I'm really new with ODE's and I need your help to understand the Lipschitz function and some examples.
First, the theory concepts:
A function $f(t, y)$ is said to satisfy a Lipschitz condition in the variable $y$ on a set $D$ in $R^2$ if there exists a constant $L > 0$ such that $|f(t, y_1)− f(t, y_2)| ≤ L |y_1 − y_2| $ (1), whenever both points $(t,y_1)$ and $(t, y_2)$ are in $D$. The constant $L$ is called a Lipschitz constant for f.
First example
Let $f(t,y) = t|y|$, in $D=[1,2] \times [-3,4]$. Does f satisfy a Lipschitz
condition on D?
Ok the solution is:
$|f(t, y_1)− f(t, y_2)| = \bigl|t|y_1| - t|y_2|\bigl|\ ≤\ |t| \bigl||y_1| − |y_2|\bigl| \ ≤ \ 2|y_1 − y_2|$
And L = 2.
So my questions:
If:
$\ |f(t, y_1)− f(t, y_2)| = |t| \bigl||y_1| − |y_2|\bigl|$,
then the "result" should be:
$|t| \bigl||y_1| − |y_2|\bigl| \ ≤ \ L|y_1 − y_2|$ for the formula in (1), so how you get L and why is the solution L=2? I'm not understanding how to reach that form.
I can imagine that $L=2$ is related with the top $[1,2]$ first interval. Do I need to try the $[-3,4]$ values for the $y_1$ and $y_2$ variables respectively?
- Why do we need to use absolute values in every part of the function?
- Whenever I face a problem like this, do I need to reach the $|(some Number)||y_1 - y_2|$ form and pick the $someNumber$ as $L$? It will be always possible to do?
Second example
Let $f(t,y) = \frac{2y}{1 + y^2}(1+sin(t))$, in $D=[0,1] \times \Re$. Does f satisfy a Lipschitz condition on D?
Here I have tried to get the (1) form but I couldn't, I have literally no idea and I would need a step by step resolution to understand this. I would appreciate some resources to learn about this theorem...
Thanks in advance, as you can see I am very lost on this.
For your first question, we know that $t \in [1,2]$, hence $|t| \le 2$.
$||y_1|-|y_2|| \le |y_1-y_2|$ is due to reversed triangle inequality.
Lipchitz condition is phrased in terms of absolute value, hence the absolute values that you see.

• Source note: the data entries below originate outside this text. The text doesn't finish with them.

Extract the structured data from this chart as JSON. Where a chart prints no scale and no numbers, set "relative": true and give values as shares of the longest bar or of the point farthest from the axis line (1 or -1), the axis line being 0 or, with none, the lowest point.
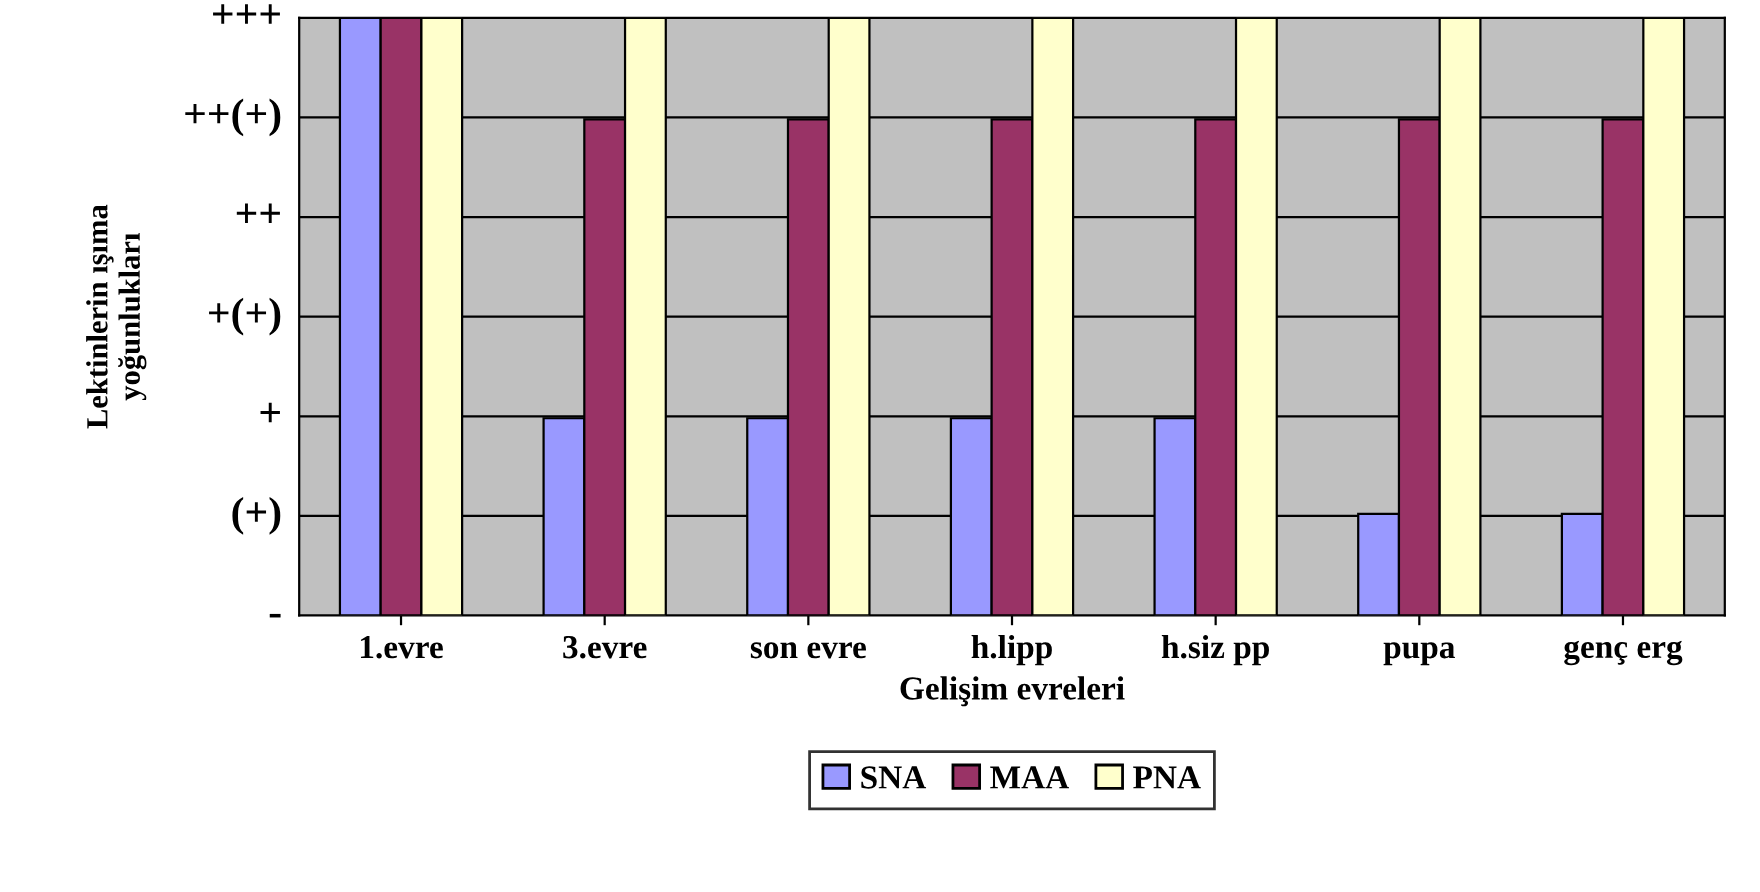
{
  "chart_data": {
    "type": "bar",
    "xlabel": "Gelişim evreleri",
    "ylabel": "Lektinlerin ışıma\nyoğunlukları",
    "categories": [
      "1.evre",
      "3.evre",
      "son evre",
      "h.lipp",
      "h.siz pp",
      "pupa",
      "genç erg"
    ],
    "series": [
      {
        "name": "SNA",
        "color": "#9999ff",
        "values": [
          1,
          0.33,
          0.33,
          0.33,
          0.33,
          0.17,
          0.17
        ]
      },
      {
        "name": "MAA",
        "color": "#993366",
        "values": [
          1,
          0.83,
          0.83,
          0.83,
          0.83,
          0.83,
          0.83
        ]
      },
      {
        "name": "PNA",
        "color": "#ffffcc",
        "values": [
          1,
          1,
          1,
          1,
          1,
          1,
          1
        ]
      }
    ],
    "relative": true,
    "annotations": [
      "-",
      "(+)",
      "+",
      "+(+)",
      "++",
      "++(+)",
      "+++"
    ],
    "grid": "y",
    "legend": "bottom"
  }
}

If it satisfies Lipschitz condition, then such $L$ exists, I am not claiming that it is easy to find the Lipschitz coefficient though.
For the second example:
\begin{align} |f(t,y_1)-f(t,y_2)| &= |1+\sin(t)|\left| \frac{y_1}{1+y_1^2}-\frac{y_2}{1+y_2^2}\right|\\ &\le2 \left| \frac{y_1}{1+y_1^2}-\frac{y_2}{1+y_2^2}\right| \\ &=2\left| \frac{1-y_3^2}{(1+y_3^2)^2} \right||y_1-y_2| \text{, by MVT}\\ &\le 2 \cdot \frac{1+y_3^2}{(1+y_3^2)^2} \cdot|y_1-y_2|\text{, by triangle inequality} \\ &= 2 \cdot \frac{1}{(1+y_3^2)} \cdot|y_1-y_2| \\ &\le 2|y_1-y_2| \end{align}